The most prevalent congenital ear malformations involve abnormalities in the growth of the pinna, resulting in either an overdeveloped, underdeveloped, or completely absent ear canal. These malformations occur in approximately  1 in 5,000 births. The most common type is microtia, characterized by the underdevelopment of the auricle, which gives it the name "small ear." The second most common type is macrotia, involving the excessive growth of the ear. While quite rare, some cases of microtia are also accompanied by the absence of the external auditory canal, known as atresia, which can manifest in different degrees. The rarest form among these malformations is the complete absence of the outer ear, referred to as anotia.

Microtia is a congenital deformity of the outer ear where the ear does not develop fully, primarily affecting the size of the auditory pavilion. It is classified into four grades based on the extent of the deformity, ranging from a minor ear abnormality with minimal impact on hearing to the complete absence of the outer ear. Typically, microtia affects only one ear, often the right ear, and is more common in males. This condition is frequently associated with related conditions like atresia and anotia.

Microtia is classified into four grades.

• Grade 1 microtia is characterised by a smaller-than-usual ear with normal features and function.
• In grade 2, the ear has missing features, particularly in the upper part, along with a narrow ear canal.
• Grade 3 microtia, known as "lobular type microtia," shows only the lobe of the ear and is often accompanied by the absence of an ear canal.
• Grade 4 microtia, also called anotia, involves a complete absence of the outer ear and can lead to hearing loss.

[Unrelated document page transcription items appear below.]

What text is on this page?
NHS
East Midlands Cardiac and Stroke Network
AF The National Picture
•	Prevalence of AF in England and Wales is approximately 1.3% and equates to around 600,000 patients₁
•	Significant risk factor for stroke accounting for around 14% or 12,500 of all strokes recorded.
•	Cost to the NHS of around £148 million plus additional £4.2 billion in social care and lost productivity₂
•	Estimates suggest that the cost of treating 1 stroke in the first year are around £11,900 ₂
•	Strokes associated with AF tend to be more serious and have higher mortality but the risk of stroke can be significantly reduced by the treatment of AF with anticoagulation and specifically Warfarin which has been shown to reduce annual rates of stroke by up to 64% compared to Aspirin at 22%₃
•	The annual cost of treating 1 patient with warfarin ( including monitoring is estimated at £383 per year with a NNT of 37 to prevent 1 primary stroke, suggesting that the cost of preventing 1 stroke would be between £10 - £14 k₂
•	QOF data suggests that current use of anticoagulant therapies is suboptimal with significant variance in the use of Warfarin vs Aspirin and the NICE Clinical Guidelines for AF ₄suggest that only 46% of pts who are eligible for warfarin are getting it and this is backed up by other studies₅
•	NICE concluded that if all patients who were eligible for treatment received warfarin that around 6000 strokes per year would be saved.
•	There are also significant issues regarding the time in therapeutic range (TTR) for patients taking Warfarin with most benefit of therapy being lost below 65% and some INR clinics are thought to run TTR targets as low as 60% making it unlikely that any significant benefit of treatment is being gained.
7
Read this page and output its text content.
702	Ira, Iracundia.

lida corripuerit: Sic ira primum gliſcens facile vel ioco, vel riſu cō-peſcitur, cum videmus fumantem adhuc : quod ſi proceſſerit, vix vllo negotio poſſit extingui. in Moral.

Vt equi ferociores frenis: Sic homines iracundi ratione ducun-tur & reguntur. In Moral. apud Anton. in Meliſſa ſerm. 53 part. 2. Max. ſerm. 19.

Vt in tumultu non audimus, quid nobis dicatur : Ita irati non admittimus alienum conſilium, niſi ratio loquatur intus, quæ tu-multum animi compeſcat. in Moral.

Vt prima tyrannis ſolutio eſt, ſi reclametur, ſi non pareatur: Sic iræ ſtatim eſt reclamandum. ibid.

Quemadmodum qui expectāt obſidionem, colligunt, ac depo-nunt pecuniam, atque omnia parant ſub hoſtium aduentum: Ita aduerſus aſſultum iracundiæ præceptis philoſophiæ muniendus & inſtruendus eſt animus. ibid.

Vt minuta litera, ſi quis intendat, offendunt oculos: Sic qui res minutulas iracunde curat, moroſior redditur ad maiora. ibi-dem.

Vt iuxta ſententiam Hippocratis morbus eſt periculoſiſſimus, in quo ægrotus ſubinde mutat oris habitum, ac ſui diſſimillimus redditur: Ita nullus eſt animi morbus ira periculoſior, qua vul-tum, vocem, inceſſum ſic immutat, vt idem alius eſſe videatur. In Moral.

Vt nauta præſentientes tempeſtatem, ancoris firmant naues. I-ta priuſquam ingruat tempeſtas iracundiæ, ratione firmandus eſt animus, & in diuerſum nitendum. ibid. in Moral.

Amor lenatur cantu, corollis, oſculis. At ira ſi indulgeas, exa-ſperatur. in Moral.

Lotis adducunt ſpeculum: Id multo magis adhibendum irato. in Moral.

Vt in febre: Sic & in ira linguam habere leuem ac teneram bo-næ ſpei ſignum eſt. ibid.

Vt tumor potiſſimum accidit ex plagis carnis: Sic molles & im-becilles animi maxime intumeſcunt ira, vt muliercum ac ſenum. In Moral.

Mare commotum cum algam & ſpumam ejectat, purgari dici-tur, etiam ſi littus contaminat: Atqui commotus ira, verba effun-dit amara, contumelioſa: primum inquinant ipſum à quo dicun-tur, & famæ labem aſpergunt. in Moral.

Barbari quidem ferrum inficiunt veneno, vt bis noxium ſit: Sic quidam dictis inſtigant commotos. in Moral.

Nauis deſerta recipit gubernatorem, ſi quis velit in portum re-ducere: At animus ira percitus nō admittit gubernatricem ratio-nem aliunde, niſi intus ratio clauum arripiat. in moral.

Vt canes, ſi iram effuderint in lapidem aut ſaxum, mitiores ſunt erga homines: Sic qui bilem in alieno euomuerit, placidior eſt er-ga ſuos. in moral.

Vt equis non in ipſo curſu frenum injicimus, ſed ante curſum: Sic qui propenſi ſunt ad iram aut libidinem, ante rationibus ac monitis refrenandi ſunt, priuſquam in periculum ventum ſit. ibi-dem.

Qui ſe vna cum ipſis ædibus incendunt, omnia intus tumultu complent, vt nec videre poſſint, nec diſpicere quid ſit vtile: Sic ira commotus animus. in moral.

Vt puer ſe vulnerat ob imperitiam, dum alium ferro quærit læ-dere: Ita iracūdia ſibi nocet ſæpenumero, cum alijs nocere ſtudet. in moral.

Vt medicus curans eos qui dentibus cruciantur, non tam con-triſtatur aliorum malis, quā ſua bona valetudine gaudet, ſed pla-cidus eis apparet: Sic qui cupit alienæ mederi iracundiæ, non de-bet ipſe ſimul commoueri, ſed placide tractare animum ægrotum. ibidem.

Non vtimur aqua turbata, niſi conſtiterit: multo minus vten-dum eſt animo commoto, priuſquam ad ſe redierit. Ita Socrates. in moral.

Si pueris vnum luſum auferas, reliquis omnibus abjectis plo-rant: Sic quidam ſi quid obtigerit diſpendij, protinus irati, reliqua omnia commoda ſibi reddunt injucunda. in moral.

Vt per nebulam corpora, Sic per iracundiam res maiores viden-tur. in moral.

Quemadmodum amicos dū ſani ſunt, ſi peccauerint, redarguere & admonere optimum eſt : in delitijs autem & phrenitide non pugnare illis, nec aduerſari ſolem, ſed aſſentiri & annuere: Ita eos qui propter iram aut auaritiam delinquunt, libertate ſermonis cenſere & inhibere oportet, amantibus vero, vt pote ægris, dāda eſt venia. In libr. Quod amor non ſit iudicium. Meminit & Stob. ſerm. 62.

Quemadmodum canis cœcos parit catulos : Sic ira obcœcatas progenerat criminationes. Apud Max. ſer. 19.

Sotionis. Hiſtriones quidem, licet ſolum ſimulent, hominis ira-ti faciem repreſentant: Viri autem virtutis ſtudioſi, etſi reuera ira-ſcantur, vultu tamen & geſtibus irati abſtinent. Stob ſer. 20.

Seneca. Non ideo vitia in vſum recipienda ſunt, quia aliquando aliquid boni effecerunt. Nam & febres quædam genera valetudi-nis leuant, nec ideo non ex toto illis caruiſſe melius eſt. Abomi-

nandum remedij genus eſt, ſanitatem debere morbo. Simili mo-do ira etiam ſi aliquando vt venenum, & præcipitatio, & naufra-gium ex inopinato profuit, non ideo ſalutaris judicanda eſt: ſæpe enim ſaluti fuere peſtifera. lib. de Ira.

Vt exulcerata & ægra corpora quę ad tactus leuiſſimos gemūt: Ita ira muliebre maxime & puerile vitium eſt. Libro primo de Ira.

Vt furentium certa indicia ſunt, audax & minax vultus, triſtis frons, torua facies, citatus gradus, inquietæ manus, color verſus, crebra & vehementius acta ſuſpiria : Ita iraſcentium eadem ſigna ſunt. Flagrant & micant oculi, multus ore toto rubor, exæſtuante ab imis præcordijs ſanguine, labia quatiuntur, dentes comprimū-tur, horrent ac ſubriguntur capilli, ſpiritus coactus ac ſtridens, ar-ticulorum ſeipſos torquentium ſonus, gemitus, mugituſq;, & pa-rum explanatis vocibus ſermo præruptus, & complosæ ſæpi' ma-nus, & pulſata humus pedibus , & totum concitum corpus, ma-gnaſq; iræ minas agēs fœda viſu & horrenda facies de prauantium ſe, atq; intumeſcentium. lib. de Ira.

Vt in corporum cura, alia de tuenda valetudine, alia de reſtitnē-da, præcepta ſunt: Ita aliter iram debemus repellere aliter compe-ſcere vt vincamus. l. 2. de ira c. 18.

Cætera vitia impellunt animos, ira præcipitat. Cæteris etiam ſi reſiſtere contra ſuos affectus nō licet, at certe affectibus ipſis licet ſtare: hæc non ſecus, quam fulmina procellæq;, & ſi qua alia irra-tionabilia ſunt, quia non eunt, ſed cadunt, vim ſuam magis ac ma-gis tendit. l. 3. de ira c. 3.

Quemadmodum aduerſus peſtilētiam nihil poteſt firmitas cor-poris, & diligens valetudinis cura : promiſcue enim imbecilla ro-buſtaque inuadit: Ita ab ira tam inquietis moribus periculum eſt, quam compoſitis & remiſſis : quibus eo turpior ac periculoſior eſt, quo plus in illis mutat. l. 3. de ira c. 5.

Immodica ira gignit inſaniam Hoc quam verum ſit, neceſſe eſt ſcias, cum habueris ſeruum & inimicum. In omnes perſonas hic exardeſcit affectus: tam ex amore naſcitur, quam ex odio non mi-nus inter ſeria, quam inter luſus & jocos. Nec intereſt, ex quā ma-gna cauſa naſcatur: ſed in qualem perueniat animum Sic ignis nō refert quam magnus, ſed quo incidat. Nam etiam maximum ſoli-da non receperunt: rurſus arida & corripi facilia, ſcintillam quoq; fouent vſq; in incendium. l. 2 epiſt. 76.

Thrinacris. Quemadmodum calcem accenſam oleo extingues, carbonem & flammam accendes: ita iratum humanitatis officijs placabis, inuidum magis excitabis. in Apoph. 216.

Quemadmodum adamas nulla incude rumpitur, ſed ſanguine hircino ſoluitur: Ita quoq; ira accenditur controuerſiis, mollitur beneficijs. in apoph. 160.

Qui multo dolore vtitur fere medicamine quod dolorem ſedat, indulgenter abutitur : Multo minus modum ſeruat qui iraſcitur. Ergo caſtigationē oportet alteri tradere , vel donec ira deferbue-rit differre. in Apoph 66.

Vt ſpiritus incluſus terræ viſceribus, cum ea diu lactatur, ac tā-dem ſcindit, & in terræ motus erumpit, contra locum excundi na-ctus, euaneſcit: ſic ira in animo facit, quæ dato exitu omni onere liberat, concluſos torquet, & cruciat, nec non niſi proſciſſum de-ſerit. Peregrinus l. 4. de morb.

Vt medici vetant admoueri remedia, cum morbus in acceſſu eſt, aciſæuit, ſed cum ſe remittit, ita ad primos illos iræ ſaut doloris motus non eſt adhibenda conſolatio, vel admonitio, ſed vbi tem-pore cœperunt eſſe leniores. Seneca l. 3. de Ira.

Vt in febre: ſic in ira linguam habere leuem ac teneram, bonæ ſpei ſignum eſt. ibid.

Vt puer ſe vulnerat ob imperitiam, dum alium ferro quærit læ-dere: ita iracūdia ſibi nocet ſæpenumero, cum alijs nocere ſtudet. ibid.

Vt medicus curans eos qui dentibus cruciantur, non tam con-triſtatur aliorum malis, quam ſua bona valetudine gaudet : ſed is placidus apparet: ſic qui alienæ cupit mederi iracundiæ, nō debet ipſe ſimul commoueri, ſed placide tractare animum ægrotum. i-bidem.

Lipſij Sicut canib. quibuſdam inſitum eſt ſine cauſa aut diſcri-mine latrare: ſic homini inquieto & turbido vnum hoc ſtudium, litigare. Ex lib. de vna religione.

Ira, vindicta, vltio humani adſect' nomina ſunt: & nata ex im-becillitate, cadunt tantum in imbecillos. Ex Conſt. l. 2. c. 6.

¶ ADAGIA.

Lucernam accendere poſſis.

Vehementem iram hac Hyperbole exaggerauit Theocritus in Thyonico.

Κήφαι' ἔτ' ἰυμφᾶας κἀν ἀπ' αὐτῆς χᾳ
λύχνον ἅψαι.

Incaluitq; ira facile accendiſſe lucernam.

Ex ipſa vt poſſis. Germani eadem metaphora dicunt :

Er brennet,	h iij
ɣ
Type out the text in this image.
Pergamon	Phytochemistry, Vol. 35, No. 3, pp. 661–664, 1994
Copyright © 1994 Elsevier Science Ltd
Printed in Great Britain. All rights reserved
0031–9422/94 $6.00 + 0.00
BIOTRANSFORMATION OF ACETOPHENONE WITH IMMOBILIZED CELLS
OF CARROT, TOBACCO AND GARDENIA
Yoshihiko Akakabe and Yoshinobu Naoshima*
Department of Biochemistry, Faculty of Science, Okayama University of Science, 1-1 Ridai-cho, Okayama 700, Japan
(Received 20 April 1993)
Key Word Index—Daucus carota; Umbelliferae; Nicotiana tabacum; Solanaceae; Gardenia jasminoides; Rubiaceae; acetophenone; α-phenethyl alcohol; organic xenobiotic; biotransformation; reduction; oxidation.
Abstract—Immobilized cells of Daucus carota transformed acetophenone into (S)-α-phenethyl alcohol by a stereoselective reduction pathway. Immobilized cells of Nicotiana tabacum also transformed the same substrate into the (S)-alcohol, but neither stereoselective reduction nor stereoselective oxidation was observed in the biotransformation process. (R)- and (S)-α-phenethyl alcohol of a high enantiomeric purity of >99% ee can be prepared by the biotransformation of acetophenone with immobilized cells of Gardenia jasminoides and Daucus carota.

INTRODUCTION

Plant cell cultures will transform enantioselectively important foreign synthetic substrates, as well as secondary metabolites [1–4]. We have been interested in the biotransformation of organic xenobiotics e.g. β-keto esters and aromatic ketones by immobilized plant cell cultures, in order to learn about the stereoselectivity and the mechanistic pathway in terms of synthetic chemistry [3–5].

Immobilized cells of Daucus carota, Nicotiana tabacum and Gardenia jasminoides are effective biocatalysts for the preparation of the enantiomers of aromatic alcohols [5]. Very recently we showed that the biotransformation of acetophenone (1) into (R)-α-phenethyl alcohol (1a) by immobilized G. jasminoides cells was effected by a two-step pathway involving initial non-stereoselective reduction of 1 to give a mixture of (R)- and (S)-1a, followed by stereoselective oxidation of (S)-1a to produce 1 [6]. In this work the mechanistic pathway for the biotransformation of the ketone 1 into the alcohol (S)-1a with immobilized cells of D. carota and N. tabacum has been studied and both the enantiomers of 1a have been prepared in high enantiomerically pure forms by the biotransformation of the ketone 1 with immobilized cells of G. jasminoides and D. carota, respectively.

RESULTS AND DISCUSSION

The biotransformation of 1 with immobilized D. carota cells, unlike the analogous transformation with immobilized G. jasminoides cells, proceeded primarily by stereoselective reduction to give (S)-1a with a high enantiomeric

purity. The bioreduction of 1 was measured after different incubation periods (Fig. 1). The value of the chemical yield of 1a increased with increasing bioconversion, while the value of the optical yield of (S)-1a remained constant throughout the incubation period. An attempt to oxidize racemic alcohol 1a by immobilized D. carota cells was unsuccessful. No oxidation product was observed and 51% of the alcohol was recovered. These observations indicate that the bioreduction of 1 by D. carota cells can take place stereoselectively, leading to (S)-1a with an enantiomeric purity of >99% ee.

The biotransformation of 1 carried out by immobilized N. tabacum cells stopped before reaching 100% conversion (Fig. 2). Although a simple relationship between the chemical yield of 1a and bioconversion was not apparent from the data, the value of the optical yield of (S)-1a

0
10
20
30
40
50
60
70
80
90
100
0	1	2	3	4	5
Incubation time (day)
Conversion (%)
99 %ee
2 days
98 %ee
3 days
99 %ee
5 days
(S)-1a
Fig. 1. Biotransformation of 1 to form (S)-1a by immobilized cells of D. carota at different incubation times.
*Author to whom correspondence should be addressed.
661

Microtia, along with other congenital ear malformations, is typically not hereditary. In fact, around 95 percent of reported cases have no prior family history of microtia.While the exact cause of these malformations is still uncertain, they are believed to occur during the first trimester of pregnancy.

Factors such as inadequate blood flow due to fetal positioning or disrupted ear development caused by oxygen deficiency are commonly associated with microtia. In some instances, there may be a potential association with the misuse of certain toxins, although this connection has not been definitively proven.

The treatment for microtia varies depending on its severity: surgery and hearing aids are a some of the most common treatment alternatives. The malformation of the ear can be addressed using cartilage grafts from the patient's own body, or by utilizing hearing implants or prostheses.

However, these surgical procedures are typically postponed until the patient is between three and eight years old, depending on the individual case. It's important to note that some patients may choose not to undergo reconstructive surgery. As for managing hearing loss, a common approach involves the placement of bone-conduction implants. Among these, the Bone Anchored Hearing Aids (BAHA) system is a popular choice known for its effectiveness.